No, that's not correct. There is an element of free will involved, but it is more proper to speak of God as the Actor, the Instigator. We are the lost sheep. God is the Good Shepherd who finds us.
I don't, but isn't that what Scriptures say will happen if you are not redeemed?
Yes, but why would you assume the Khmer's victims were irredeemed?
I don't follow that. If they died without accepting Jesus, doesn't the N.T. say they're going to Hell forever?
We believe in a just and merciful God. Overly-literal readings of the Scripture tend to reduce God to something less.
We believe all are saved through Jesus, through the Cross. This need not be overtly recognizable to all. If God chooses to redeem an untouched tribesman in the remote wilderness, what business is it of ours?
Does Scripture make such an exception, or is that your opinion?
I believe God's sovereignity is on display in Scripture.

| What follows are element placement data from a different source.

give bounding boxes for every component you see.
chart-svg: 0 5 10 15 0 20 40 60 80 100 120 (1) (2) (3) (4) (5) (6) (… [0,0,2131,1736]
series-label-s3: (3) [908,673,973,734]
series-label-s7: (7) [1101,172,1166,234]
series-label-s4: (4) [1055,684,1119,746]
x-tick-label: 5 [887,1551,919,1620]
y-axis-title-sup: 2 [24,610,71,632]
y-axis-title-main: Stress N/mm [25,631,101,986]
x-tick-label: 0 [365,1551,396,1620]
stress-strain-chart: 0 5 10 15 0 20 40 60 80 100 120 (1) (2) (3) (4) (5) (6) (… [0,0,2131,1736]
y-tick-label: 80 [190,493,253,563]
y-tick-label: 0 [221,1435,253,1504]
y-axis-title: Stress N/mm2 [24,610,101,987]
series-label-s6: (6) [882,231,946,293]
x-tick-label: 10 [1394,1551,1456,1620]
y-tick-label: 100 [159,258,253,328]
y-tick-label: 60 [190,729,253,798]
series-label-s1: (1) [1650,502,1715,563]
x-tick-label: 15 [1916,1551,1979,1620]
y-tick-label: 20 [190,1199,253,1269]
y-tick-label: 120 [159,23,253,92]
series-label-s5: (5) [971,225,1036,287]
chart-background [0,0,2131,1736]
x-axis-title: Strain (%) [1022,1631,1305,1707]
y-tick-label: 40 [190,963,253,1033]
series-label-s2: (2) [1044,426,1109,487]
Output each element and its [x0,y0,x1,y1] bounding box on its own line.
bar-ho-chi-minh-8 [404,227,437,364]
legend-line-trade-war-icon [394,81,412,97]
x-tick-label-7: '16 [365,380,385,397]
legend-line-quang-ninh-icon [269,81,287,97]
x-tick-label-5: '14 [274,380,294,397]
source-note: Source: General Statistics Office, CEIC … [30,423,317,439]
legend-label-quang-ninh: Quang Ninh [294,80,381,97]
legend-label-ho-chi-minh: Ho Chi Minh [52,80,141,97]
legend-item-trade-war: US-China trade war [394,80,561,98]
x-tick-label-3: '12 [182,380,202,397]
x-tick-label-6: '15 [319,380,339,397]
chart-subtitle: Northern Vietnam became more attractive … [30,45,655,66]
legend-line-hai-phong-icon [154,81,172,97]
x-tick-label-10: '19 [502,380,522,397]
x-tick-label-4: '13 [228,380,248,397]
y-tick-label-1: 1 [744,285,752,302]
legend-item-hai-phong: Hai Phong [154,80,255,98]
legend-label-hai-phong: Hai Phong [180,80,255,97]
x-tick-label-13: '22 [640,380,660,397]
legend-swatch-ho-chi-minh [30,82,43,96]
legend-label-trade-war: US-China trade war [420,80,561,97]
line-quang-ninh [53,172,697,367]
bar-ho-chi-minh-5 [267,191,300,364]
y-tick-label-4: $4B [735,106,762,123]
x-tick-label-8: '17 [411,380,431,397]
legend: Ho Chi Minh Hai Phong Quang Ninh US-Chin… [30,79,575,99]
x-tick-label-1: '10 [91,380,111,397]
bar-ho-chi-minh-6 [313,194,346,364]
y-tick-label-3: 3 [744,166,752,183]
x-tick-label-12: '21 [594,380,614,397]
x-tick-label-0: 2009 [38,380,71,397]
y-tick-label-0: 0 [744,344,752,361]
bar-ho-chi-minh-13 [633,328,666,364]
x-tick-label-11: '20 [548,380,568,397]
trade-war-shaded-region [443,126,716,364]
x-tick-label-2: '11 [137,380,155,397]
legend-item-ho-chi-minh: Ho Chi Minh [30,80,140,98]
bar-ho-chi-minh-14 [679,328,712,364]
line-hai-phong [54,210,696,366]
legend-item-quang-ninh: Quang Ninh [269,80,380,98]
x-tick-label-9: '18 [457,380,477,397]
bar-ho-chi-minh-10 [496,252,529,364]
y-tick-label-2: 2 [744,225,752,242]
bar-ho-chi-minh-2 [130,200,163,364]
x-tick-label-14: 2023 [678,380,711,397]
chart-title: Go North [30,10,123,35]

It is a well-established Catholic doctrine that while God provided the Church to act as the normative means of communicating His Salvation to us, He is free to save those who are "invincibly ignorant" of the need for Jesus and the Church.
This is not saying all who are putatively ignorant are thereby saved. Far from it. The presumptions would be against such a thing. But God is not tied to the rules He imposes upon us. If He sees fit to work through and save an ignorant one, so be it.
SD
Yes, but why would you assume the Khmer's victims were irredeemed?
Because Christianity was rare in Cambodia at the time the Khmer murdered 2 million Cambodians.
We believe in a just and merciful God. Overly-literal readings of the Scripture tend to reduce God to something less.
So when scripture says no one shall enter the Kingdom but through Jesus, that isn't true?